National Technology Business Centre
- Mission: To be a leading institution in the promotion, marketing and transfer of technologies in Zambia by the year 2030

Agency overview
- Formed: April 1, 2002
- Headquarters: Lusaka, Zambia
- Employees: 22
- Agency executive: Dr. Chitundu Kasase Ph.D, Director;
- Website: www.ntbc.co.zm

= National Technology Business Centre =

The National Technology Business Centre (NTBC) is a Zambia government agency that supports the commercialization and transfer of technology. NTBC's primary objective is to link developed and proven technologies from various local and international sources with local technology seekers, i.e. business community and entrepreneurs, for the creation of wealth and employment.

==History==
NTBC was created by the Science and Technology Act No. 26 of 1997 and Statutory Instrument No. 136 of 1999 to promote, market and facilitate technology transfer. It became operational on April 1, 2002, under Zambia's Ministry of Technology and Science.

==Services==
Though NTBC is a government entity, it takes on the role of a consultancy in the areas of technology commercialization and promoting businesses development through the utilization of expired patents.

===Business Development===
Promoting technology business through business incubation and the Business Development fund.

===Technology Transfer===
Bringing technology seekers and users together to improve quality production of goods and service.

===Commercialization of Innovative Local Products===
Aiding idea conceptualizing, facilitating product development/improvement, testing, production, licensing, launch and marketing

===Technology Audit and Validation===
It is NTBC's responsibility to take stock of the current technologies in use in Zambia, both local and foreign, and to validate their performance along with the other relevant government bodies.

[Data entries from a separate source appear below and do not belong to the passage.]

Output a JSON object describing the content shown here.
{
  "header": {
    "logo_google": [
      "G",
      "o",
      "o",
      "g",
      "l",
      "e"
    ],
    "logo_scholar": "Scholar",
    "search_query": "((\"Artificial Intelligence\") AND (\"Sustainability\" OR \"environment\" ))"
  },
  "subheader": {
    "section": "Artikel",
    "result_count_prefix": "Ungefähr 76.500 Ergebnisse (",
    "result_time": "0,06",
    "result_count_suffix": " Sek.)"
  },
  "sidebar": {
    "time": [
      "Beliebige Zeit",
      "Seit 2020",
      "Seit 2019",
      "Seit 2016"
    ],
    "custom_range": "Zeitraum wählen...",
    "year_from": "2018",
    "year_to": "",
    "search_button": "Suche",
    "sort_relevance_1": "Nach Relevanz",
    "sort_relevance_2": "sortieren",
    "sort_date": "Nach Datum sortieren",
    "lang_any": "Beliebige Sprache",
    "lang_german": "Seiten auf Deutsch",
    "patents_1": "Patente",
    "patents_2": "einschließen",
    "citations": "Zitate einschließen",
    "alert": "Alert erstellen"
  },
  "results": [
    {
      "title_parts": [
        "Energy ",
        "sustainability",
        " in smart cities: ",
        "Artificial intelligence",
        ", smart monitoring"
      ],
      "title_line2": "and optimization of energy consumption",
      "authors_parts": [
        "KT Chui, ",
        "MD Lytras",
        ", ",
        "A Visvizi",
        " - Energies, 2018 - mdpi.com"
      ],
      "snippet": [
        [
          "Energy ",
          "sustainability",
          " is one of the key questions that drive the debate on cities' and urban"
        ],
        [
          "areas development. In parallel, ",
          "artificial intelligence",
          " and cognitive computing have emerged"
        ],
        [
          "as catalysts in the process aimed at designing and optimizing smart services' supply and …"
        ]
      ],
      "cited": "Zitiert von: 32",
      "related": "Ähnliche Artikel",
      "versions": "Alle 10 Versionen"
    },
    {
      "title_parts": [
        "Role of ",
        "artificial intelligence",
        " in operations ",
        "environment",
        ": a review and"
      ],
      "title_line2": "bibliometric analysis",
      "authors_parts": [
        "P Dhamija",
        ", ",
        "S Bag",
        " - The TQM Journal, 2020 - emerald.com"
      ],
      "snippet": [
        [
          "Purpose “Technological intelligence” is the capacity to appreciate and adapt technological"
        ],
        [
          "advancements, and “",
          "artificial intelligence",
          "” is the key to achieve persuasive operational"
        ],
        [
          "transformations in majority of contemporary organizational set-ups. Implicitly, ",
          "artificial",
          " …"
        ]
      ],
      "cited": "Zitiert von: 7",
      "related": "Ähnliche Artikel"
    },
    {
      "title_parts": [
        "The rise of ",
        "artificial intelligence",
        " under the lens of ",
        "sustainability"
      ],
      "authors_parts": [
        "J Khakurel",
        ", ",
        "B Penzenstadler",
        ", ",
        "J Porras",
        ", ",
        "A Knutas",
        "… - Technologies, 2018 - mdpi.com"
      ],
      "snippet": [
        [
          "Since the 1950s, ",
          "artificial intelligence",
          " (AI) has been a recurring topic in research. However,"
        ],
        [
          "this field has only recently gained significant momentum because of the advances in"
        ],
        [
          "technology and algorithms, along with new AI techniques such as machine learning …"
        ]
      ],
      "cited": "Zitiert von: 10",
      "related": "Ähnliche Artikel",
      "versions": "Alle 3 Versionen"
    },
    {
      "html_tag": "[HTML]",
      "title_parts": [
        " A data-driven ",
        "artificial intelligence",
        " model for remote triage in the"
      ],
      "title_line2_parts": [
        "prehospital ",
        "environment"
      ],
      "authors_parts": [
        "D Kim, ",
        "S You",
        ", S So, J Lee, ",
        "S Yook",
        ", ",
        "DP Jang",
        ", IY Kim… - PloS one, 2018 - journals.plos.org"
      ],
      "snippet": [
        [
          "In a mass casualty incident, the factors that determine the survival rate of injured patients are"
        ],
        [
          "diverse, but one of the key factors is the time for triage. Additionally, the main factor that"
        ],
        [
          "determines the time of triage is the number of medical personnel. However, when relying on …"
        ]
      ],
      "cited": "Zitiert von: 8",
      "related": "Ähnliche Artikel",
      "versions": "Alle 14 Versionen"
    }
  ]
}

===Technology Information Resource Centre===
An online repository of subscriptions and other resources is provided to innovators, research institutions and the business community.

===Advise on Intellectual Property Protection & Utilization===
NTBC works with WIPO and the Patents and Companies Registration Agency (PACRA) to add value to Zambian products and innovations.

==IDDS==
NTBC is one of the partner organizations hosting International Development Design Summit (IDDS) 2013 in Zambia.